The D-S evidence theory can effectively fuse information in several scenarios, however, the uncertainty measure of the mass function still needs to be studied. In this paper, we propose a Belief Interval Euclidean Distance (BIED) entropy. This method includes two main factors of uncertainty measure, namely nonspecificity and discord, and can identify the quantity and similarity relationships between different focal elements. It shows outstanding performance in various numerical examples and experiments of multi-sensor data fusion. With the increase of the cardinality of focal elements, the uncertainty measure of BIED entropy exhibits a positive linear correlation similar to Deng entropy, which is available in the practical application of data fusion. Some topics related to this method are discussed as follows:

  1. (1)

    Computational complexity and applicability Similar to some existing methods, BIED entropy does not satisfy the additivity and subadditivity, and the fusion of mass functions relies on Dempster’s combination rule. The calculation process of BIED entropy is complicated and involves many variables, which is caused by fully reflecting the relationship between focal elements. With the increase of cardinality of focal elements, the similarity relationship will be more complex, and the computational complexity may increase exponentially, which is a problem that these existing methods have not solved. Therefore, BIED entropy is more suitable for data sets with small and medium-sized target sets, and more sensitive to mass functions with similar cardinality of focal elements. It is also useful in distinguishing several mass functions with different similarity relationships of focal elements. When the difference of cardinality is large but the similarity relationship is small, relatively simple methods such as Deng entropy can be used.

  2. (2)

    Physical property of BIED entropy Since BIED entropy is based on belief interval and Euclidean distance, how to reasonably use the belief function and plausibility function to measure the gap from the extreme case [0, 1] is a physical property. Similar methods, such as the \(iTU^I\), have a relatively one-sided definition of this distance, and in some cases, the results are contrary to common sense. The \(d_N\) and \(d_M\) proposed in this paper make entropy applicable to more scenes, but it is limited to a simple accumulation of focal elements with similar relations.
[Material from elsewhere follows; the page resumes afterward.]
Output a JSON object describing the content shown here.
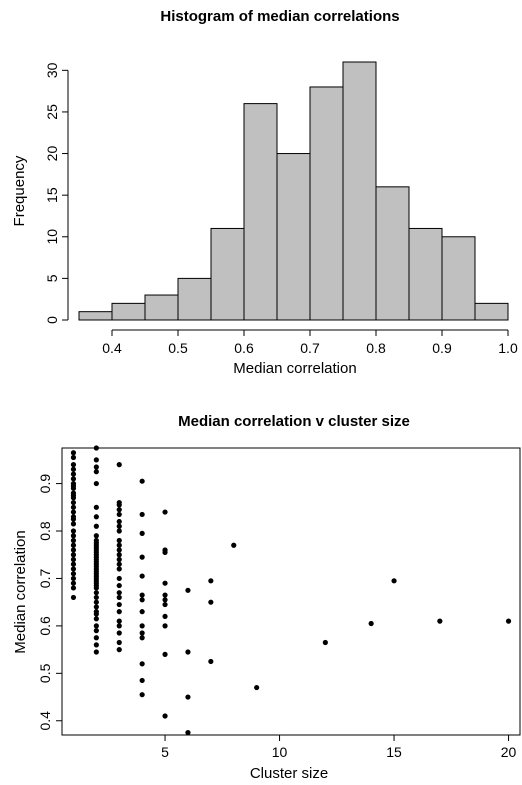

Moreover, a reasonable physical explanation does not involve too much machine learning knowledge, which can more vividly describe the characteristics of the method and point out the research gaps for subsequent research.

  3. (3)

    Future research direction Since fuzzy sets can reflect multiple decision attributes, in future work, we will study the distance measure based on pythagorean hesitate fuzzy sets to further improve the nonspecificity and discord measurement of the mass function, and improve the accuracy and efficiency of uncertainty measure.